Daniel se quedó mirando la actividad de los trabajadores durante un rato todavía, sintiendo que la brisa de la mañana despejaba lentamente el calor de su cuerpo. Todos aquellos hombres eran corpulentos y llevaban guantes de trabajo, así que supuso que el propietario (o la propietaria) no estaba presente.

«Un vecino —pensó—. ¡Vecinos!» Se daba cuenta ahora de que, en todo ese tiempo, no había visto a nadie en los pasillos o los jardines de la comunidad. Ni siquiera en el período de tiempo crítico entre las ocho y las nueve cuando todo el mundo sale a trabajar o a llevar a los niños al colegio, se había encontrado con vecinos.

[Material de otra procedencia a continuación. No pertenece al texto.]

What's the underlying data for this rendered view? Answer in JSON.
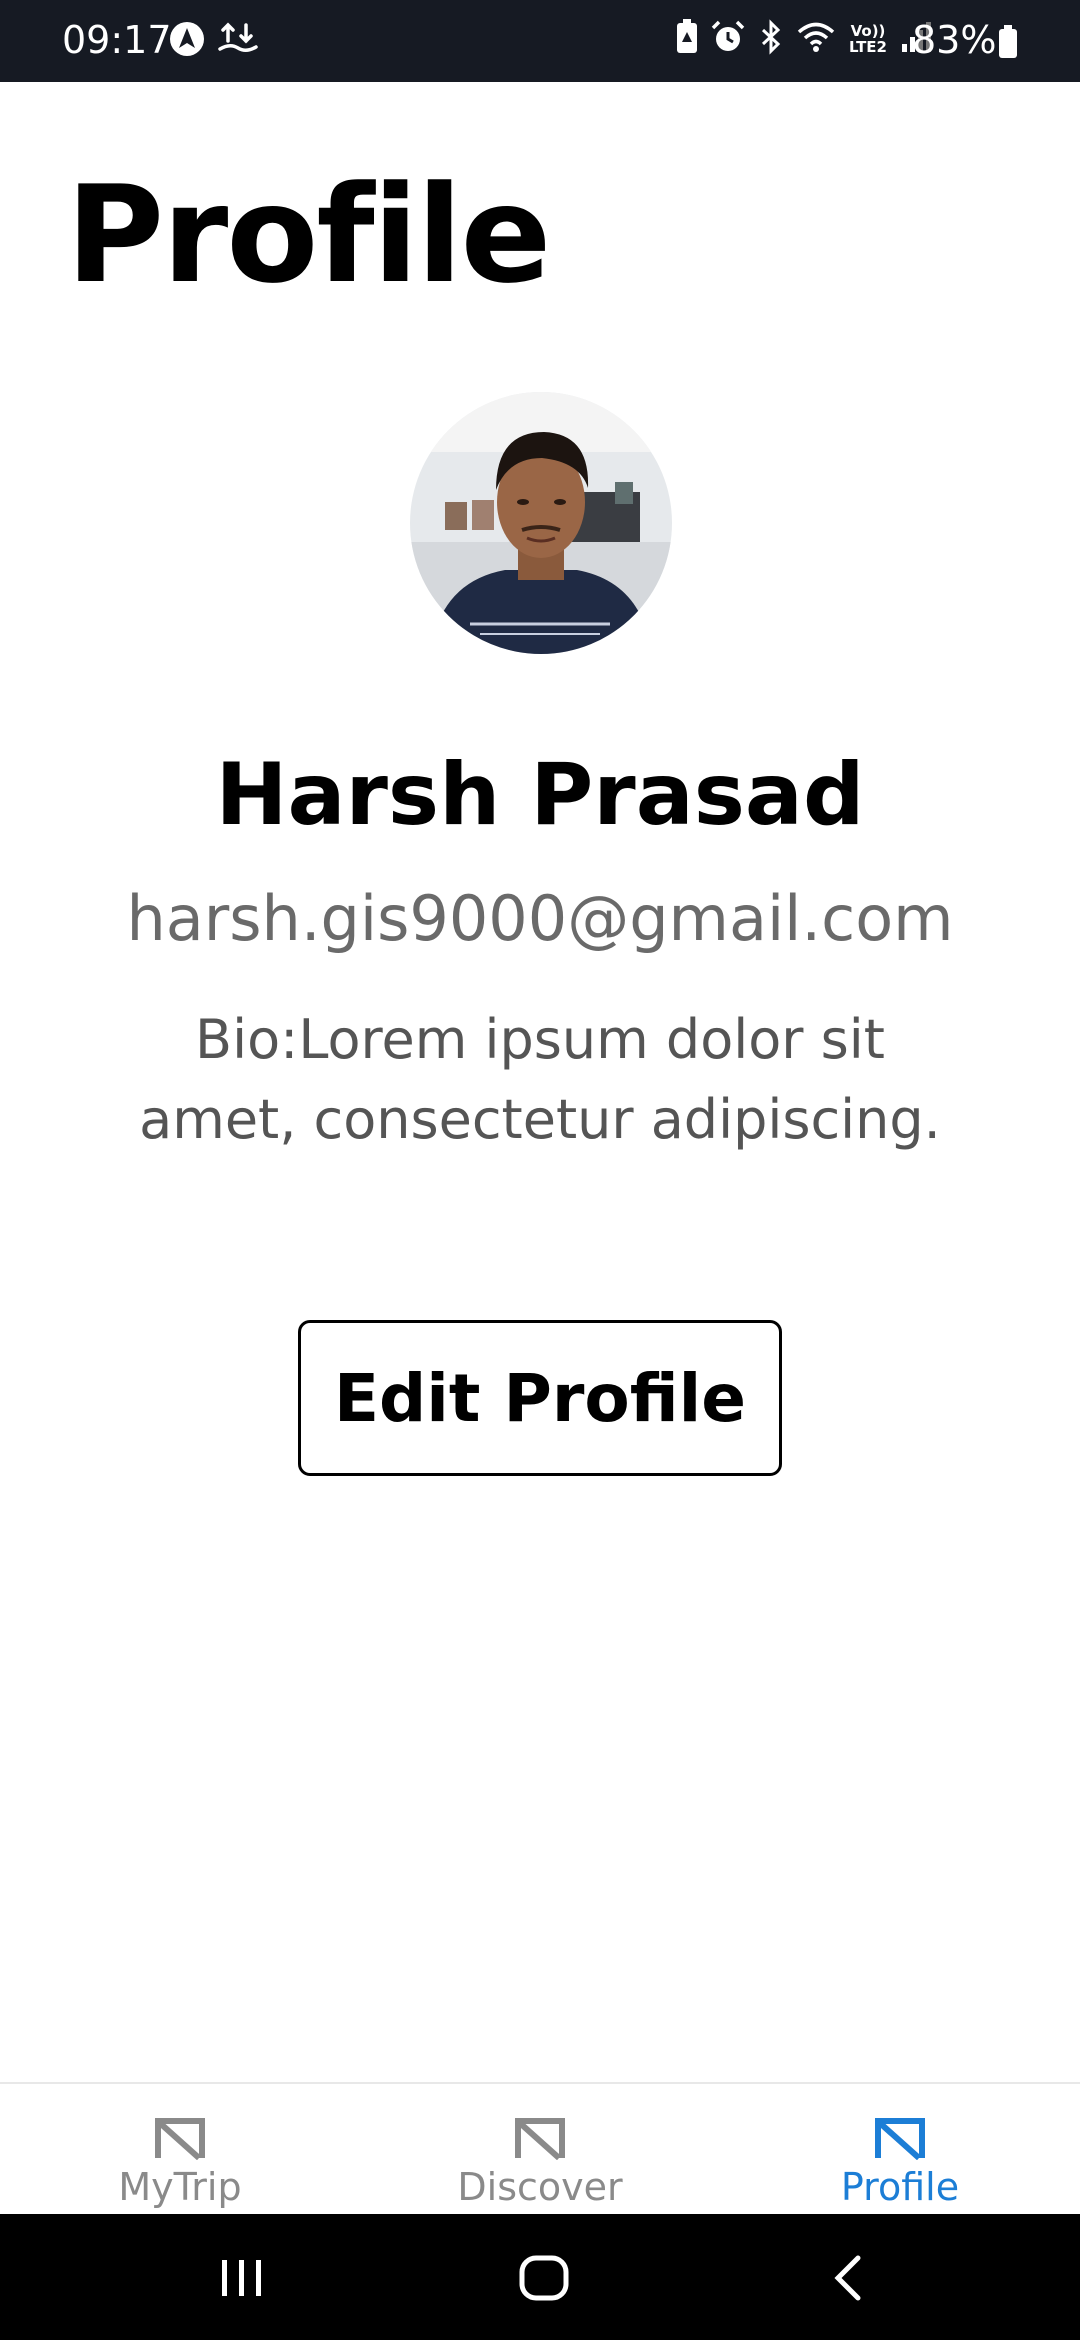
{
  "status_bar": {
    "time": "09:17",
    "battery": "83%",
    "left_icons": [
      "navigation-app-icon",
      "data-transfer-icon"
    ],
    "right_icons": [
      "battery-saver-icon",
      "alarm-icon",
      "bluetooth-icon",
      "wifi-icon",
      "volte-lte2-icon",
      "signal-icon"
    ]
  },
  "page": {
    "title": "Profile"
  },
  "profile": {
    "name": "Harsh Prasad",
    "email": "harsh.gis9000@gmail.com",
    "bio": "Bio:Lorem ipsum dolor sit amet, consectetur adipiscing.",
    "volte_text": "Vo)) LTE2"
  },
  "actions": {
    "edit_label": "Edit Profile"
  },
  "tabs": [
    {
      "label": "MyTrip",
      "icon": "mytrip-icon",
      "active": false
    },
    {
      "label": "Discover",
      "icon": "discover-icon",
      "active": false
    },
    {
      "label": "Profile",
      "icon": "profile-icon",
      "active": true
    }
  ],
  "colors": {
    "active_tab": "#1c7ed6",
    "inactive_tab": "#8a8a8a",
    "status_bar_bg": "#161a23"
  }
}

En alguna ocasión, no obstante, sí recordaba haber visto a alguien en alguna de las terrazas; alguien de aspecto extranjero y algo entrado en años, creía recordar. Y puede que viese a alguien más leyendo un libro al mediodía, refugiado del sol estival en la sombra de sus terrazas. Sabía, de todas formas, que la población de aquella zona era casi toda extranjera: gente que compró sus casas por pocos millones de las antiguas pesetas en el boom del turismo de los setenta, y ahora las aprovechaban en los meses de verano. Otros pasaban allí los años de jubilación para aprovechar el sistema de salud público español. Eso, y el clima, siempre bondadoso, eran dos argumentos de peso. Pero a pesar de eso, aquella zona de la urbanización estaba extrañamente vacía.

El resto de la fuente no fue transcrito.